I agree with 'ditzyblnd' above. Silence. Let your husband do what he must do and support him of course but behind the scenes. There is little doubt that you will be criticized for not being involved but since you are damned either way the critics will find the least to carp about when you're silent and not in the picture.

AVR1962's picture

It will be interesting to see what docs find. My husband lost his sister 2 years ago to lukemia, a very fast growing form of the disease. Docs didn't even know she had it til she collapsed and she never regained consciencness so you can understand the concernse fo the family right now.

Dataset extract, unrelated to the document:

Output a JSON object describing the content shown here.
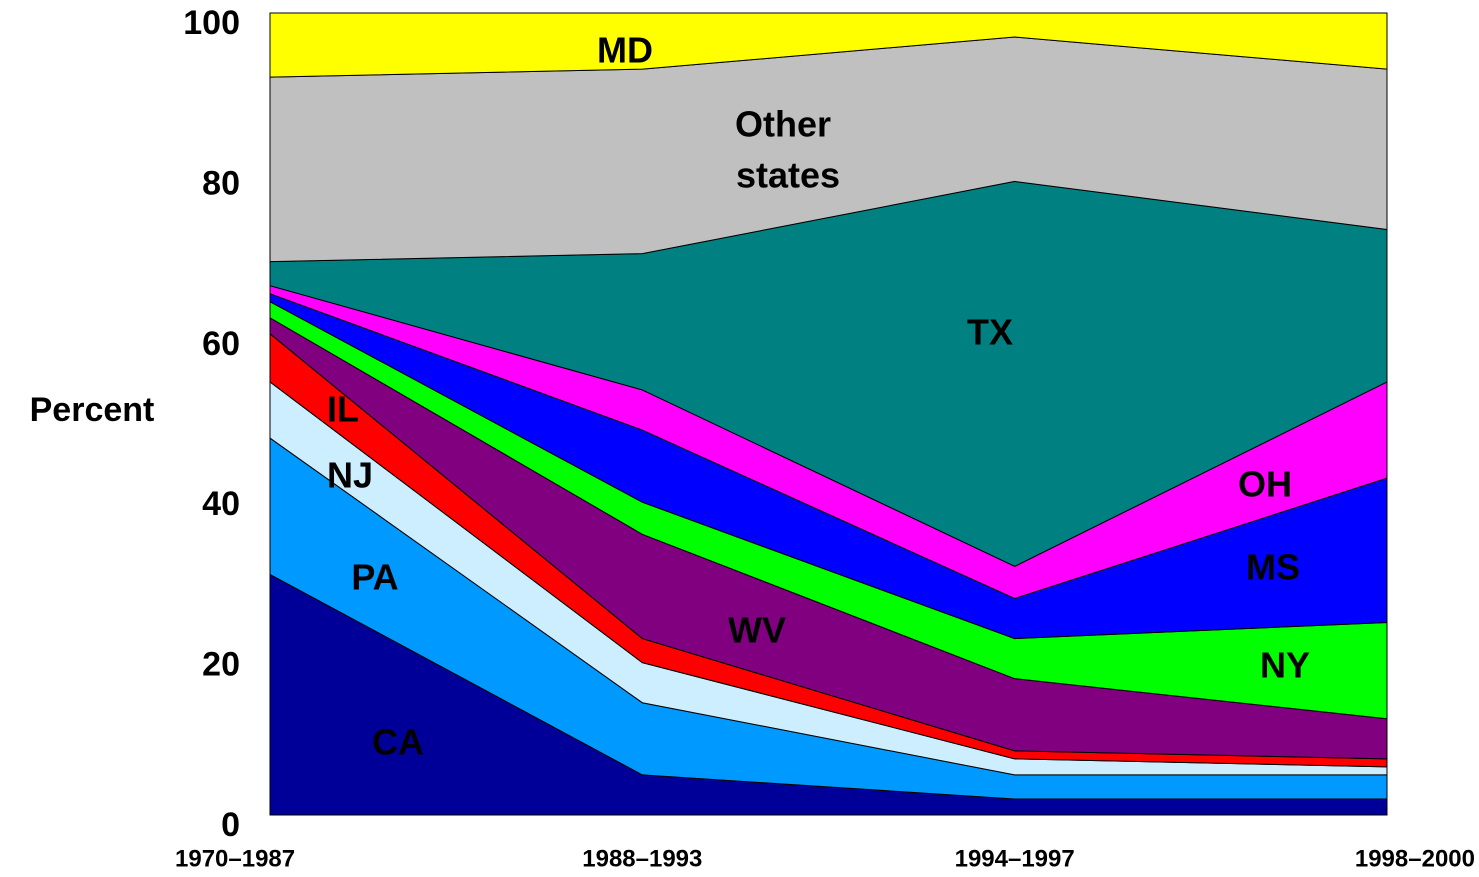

emotionaly beat up's picture

I have to agree with everyone else. Support your husband in what he must do but stay away from ss. It will just be more if the sane old drama.

AVR1962's picture

Thanks everyone, it is wonderful to have the support here from those who have been thru it and understand. I IMed with one of my adult daughters last night and was trying to express my thoughts but it didn't go over well. In her mind I am the one being hateful and unforgiving and my place is to be there, at least that's the way I took what was said. I mentioned to her that this could not be trusted a you could not believe a word that comes out of his mouth. She acts like she is stunned. Seh was the one pointing out all his lies when they lived at home so I made mentioned of an incident and she said, "that was 10 years, I hope he would not be a the same person." So I get little support outside of this group. I get the feeling in general from people that I am just upposed to take the BS and keep smiling, forgiving and being loving but that simply is not possible. I am so beyond done. Lesson learned yet again, not to think my own flesh and blood sees things the way I do or understands how I feel and not depend on them for support.

sandye21's picture

I've been through this too. My Sister used to say SD comes first in DH's life, maybe I'm over-reacting, etc., etc. She has children and this is the way she felt so everybody else should too. I haven't given birth to kids so I was completely ignorant. But thank goodness I have this site. I told her, "We will have to agree to disagree." But one odd thing: When I rephrased it so that it echoed the relationship she had with her MIL she suddenly 'understood'.

Bluedy's picture

I enthusiastically agree with all of you. So much that I just want to shout it from the rooftops! I have received support about my own SD25 and SS26 issues from my therapist, it is even more validating to hear things like this from people to whom I'm not paying $125 an hour. Even my own sister has said that I don't get it because I don't have kids. I feel so isolated sometimes because I can't talk about these issues with others in my family.

SD25 was upset because I didn't come see her when she was in the hospital for several weeks due to early labor. I had surgery twice and never even got a call from her. DH has been in the hospital 4 times, and she's never shown any interest. She wouldn't even help us get him to his follow up doctor appointments when he had his knee replaced even tho she wasn't working during those times and I'd started a new job and didn't have sick time to use when I had to take the time off.

I also have to blame DH for this, as well, because he just makes me ill the way he runs to her side when she calls. We have to remember that Bioparents are sometimes to blame for these issues as well.

AVR1962's picture

Sounds like something we'd get from our kids. I too feel so alone sometimes. All of what we have been thru has been terribly hard on our marriage, quite honestly it is surprising we are still together.

Husband did make the call to his son's wife to see if there was anything he could do and basically right now he's waiting. I am the type that would normally rush right in and be to help and support but not this time for me and I think this is all real good actually as this might actually give SS some time to think about his actions and his harsh words as he lays alone in that hospital bed and daddy has not jumped to his side.

AVR1962's picture

UPDATE: Mr Over-Exaggerator SS who was in the hospital and his wife had it plastered all over FB how concerned she was......turns out it was FLU!!!!!!!